Porous, continuous, independent from language, a nervous system has an infinite number of entry points. The principle of multiple entries resists attempts at interpretation, offering itself instead to experimentation. Circulating in real time, responding to multiple stimuli both internal and external, a nervous system’s memories can’t be abstracted from presence. They continually join up with presences, towards new becomings, mostly unseen, unarticulated, ‘clandestine passengers in a motionless voyage.’ In our practices, we engage with these internal voyages and listen for these becomings.
Our MA course is called ‘Art and Process’. We pay attention to the ‘how’ of things, the manner in which they are revealed, be they material or immaterial. Relationships and interactions form the content of our work, including those between the seer and the seen. John Berger wrote that, ‘the Cubists created the possibility of art revealing processes instead of static entities’. From the creation of this possibility onwards, according to Berger, the question that we need to ask of an artwork is not, ‘Is it true? or ‘Is it sincere?’ but instead, ‘Does it continue?’ This reflection is of contemporary validity because it acknowledges the continually evolving nature of how we see reality and the means we use to articulate our vision.
Process situates the artist in that strange middle space between labour and product. In constant movement, like a nervous system, it resists identification as data or territory. Its only mode is one of becoming. Doubt, failure, incompletion are part of our practice just as they are part of the streaming mutual life of the universe that we are indivisible from. For Deleuze and Guattari, the creative act is one of de-territorialisation; ‘to paint the world onto oneself, not oneself onto the world.’ To do so, is to remove oneself from the dominant language. In The Queer Art of Failure, Judith Halberstam identifies as queer, that which does not seek to be part of the dominant language.“The queer art of failure turns on the impossible, the improbable, the unlikely, and the unremarkable. It quietly loses, and in losing it imagines other goals for life, for love, for art, and for being.‘
During this year, these imaginings have formed part of discussions relating to our practices and to the wider frameworks in which we create. Shifting viewpoints and the acceptance of uncertainty or incompletion are often the basis of our work. These are states that remain, as yet un-coded, offering instead, experiences of mutuality that connect us. This brings to mind an anecdote where on discussing Kafka’s books one day with a friend, that I mentioned that I had never finished ‘The Castle’. He replied, “That’s ok, neither did Kafka.”

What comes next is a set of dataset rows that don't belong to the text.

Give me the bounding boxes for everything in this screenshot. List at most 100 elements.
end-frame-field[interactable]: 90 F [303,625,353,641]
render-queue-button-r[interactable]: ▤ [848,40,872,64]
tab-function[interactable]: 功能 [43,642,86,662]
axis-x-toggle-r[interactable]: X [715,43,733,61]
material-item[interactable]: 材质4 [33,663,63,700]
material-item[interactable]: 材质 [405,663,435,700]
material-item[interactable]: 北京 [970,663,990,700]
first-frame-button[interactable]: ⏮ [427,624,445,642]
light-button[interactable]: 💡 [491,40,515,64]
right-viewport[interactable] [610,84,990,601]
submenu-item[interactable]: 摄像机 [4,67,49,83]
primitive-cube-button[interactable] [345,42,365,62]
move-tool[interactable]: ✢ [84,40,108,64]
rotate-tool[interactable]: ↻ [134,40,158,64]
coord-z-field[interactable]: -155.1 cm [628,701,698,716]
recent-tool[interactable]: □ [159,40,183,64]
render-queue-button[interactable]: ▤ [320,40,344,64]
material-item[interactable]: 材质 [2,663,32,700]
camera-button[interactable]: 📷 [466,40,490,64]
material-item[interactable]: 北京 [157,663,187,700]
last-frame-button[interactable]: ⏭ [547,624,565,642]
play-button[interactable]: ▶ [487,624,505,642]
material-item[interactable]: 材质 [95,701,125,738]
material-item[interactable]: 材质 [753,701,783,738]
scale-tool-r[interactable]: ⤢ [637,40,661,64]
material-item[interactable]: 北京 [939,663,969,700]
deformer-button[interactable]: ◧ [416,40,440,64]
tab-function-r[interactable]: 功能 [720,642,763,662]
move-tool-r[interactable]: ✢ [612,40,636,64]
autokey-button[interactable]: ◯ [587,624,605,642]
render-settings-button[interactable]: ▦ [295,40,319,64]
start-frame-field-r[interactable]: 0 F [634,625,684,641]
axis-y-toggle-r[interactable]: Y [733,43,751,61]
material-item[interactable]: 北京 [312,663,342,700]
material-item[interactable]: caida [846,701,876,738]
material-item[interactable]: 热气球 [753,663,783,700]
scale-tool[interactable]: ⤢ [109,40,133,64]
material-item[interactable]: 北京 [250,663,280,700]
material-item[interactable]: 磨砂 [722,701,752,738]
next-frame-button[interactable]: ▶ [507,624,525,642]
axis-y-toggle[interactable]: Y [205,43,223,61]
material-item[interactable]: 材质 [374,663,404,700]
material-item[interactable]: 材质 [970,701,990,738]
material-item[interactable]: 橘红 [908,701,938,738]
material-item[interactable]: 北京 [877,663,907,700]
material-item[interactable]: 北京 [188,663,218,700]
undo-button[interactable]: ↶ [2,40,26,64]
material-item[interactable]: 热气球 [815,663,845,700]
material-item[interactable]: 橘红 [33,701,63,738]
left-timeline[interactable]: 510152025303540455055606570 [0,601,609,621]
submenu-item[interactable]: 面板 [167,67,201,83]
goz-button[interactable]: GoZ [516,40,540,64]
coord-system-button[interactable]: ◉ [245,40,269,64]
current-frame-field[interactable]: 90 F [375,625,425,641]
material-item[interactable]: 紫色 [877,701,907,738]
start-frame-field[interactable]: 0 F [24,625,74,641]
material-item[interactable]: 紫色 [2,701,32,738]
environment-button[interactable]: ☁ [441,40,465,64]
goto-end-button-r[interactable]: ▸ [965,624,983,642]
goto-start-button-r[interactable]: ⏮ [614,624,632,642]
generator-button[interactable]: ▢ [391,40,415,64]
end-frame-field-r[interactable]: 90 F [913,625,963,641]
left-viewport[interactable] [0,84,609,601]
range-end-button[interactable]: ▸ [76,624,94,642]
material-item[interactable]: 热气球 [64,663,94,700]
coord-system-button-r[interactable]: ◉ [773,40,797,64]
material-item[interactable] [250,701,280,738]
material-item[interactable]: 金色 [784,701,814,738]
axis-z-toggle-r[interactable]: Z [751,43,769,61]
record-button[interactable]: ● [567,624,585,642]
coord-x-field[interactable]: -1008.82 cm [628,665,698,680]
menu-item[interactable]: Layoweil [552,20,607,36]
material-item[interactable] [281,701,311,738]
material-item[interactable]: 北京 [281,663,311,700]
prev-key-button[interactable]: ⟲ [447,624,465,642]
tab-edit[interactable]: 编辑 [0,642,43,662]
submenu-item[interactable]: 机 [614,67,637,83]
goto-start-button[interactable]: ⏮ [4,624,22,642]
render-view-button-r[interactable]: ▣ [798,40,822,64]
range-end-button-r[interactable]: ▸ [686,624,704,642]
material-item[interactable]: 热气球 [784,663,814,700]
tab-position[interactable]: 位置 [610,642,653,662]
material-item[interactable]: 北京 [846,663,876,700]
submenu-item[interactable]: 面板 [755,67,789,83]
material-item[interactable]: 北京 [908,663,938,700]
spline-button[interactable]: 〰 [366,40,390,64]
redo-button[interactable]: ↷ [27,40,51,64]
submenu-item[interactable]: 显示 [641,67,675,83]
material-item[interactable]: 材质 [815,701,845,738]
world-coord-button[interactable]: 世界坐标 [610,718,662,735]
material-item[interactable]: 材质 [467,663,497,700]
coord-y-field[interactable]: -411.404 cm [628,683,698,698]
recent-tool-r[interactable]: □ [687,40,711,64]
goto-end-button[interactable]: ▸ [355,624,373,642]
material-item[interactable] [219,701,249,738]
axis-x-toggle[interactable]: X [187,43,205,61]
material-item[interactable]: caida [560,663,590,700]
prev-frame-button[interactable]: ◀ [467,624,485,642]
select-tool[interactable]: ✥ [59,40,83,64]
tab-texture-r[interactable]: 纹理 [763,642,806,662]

And so what form do these memories take? Awareness of memories becomes part of memory itself. At this time, we see them as resonances, after-images, becomings, not as interpretations of our collective nervous system.
Improbabilities of places and practices resurface: together in a showroom apartment, high up in Cork’s Elysian Tower, reading from Michel de Certeau; in the old gaol, reading Foucault, amid costume dressed dummies; a mink emerging from in a pond in springtime Garravagh; the nervous system of a clown; acupuncture for a silent landscape from 10,000 feet; Kafka’s Odradrek: the form oblivion takes; elevations made of painted wood, failure and possibility; clerical repetition freed from interpretation finding its own becoming in abstraction; liberating archaeology with glitter; summer solstice shafts of sunlight moving over models of cosmic phenomena; baling twine turned sea, turned sky, turned snow, turned none of these; lilies from Lidl triangulating in the studio; memories of a future drowned city on Garnish Island; between the solar system and the nervous system, veils of colour; silent psychogeographers on Douglas Street; an embarkation from the Pier of Tears… Watteau; and the Dunkettle Interchange.